On 8 November 1944, Wakatsuki, along with the destroyers Naganami, Hamanami, Asashimo, and Shimakaze departed Manila on an escort mission to four troop transports destined for Ormoc. The sailed smoothly for the first three days, but on the 11th, a total of 350 planes from US aircraft carriers were originally supposed to attack the battleship Yamato, but these orders were cancelled as they instead attacked the troop convoy in what became part of the overall Battle of Ormoc Bay. In a one sided massacre, all four troop transports were sunk with ease, and afterwards it was off to the destroyers. Multiple bombs and torpedoes sank Naganami, Hamanami, and Shimakaze, before it was Wakatsuki's turn, and luck was not on her side.
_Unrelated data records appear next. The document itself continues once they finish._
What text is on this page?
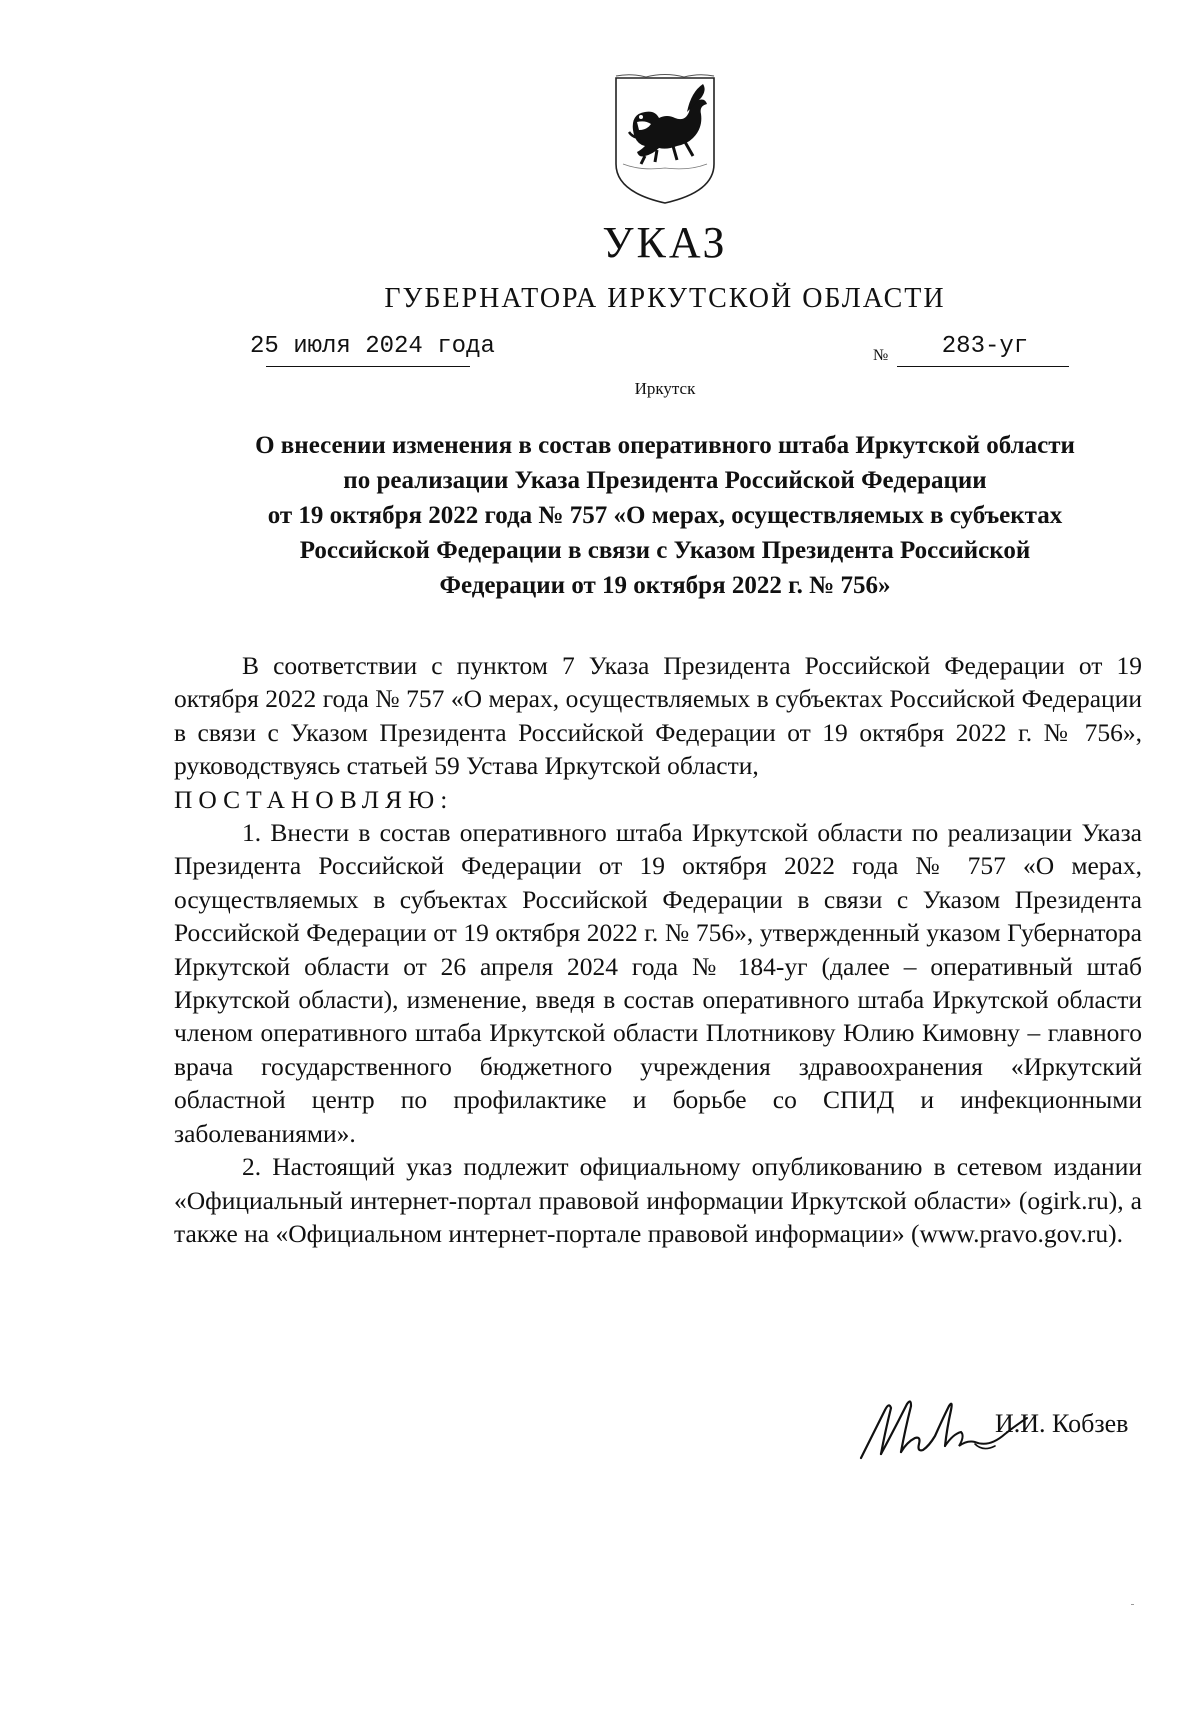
УКАЗ
ГУБЕРНАТОРА ИРКУТСКОЙ ОБЛАСТИ
25 июля 2024 года	№	283-уг
Иркутск
О внесении изменения в состав оперативного штаба Иркутской области
по реализации Указа Президента Российской Федерации
от 19 октября 2022 года № 757 «О мерах, осуществляемых в субъектах
Российской Федерации в связи с Указом Президента Российской
Федерации от 19 октября 2022 г. № 756»

В соответствии с пунктом 7 Указа Президента Российской Федерации от 19 октября 2022 года № 757 «О мерах, осуществляемых в субъектах Российской Федерации в связи с Указом Президента Российской Федерации от 19 октября 2022 г. № 756», руководствуясь статьей 59 Устава Иркутской области,

ПОСТАНОВЛЯЮ:

1. Внести в состав оперативного штаба Иркутской области по реализации Указа Президента Российской Федерации от 19 октября 2022 года № 757 «О мерах, осуществляемых в субъектах Российской Федерации в связи с Указом Президента Российской Федерации от 19 октября 2022 г. № 756», утвержденный указом Губернатора Иркутской области от 26 апреля 2024 года № 184-уг (далее – оперативный штаб Иркутской области), изменение, введя в состав оперативного штаба Иркутской области членом оперативного штаба Иркутской области Плотникову Юлию Кимовну – главного врача государственного бюджетного учреждения здравоохранения «Иркутский областной центр по профилактике и борьбе со СПИД и инфекционными заболеваниями».

2. Настоящий указ подлежит официальному опубликованию в сетевом издании «Официальный интернет-портал правовой информации Иркутской области» (ogirk.ru), а также на «Официальном интернет-портале правовой информации» (www.pravo.gov.ru).

И.И. Кобзев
She survived the initial attacks through excellent maneuverability, but eventually the first bomb hit the ship's bow, followed by another to her stern, immediately rendering her dead in the water. Attacking aircraft dogpiled Wakatsuki as she began to tip by the bow and sink. The abandon ship order was issued, and she sank bow first with a heavy loss of life, only 45 sailors made it to shore with 290 men going down with the ship.

==Rediscovery==
Wakatsuki's wreck was discovered in early December 2017 by Microsoft co-founder Paul Allen's research vessel RV Petrel 869 ft (265 m) below the surface of Ormoc Bay. She was found to be heavily damaged from both her sinking and impact with the seafloor, resting on her starboard side.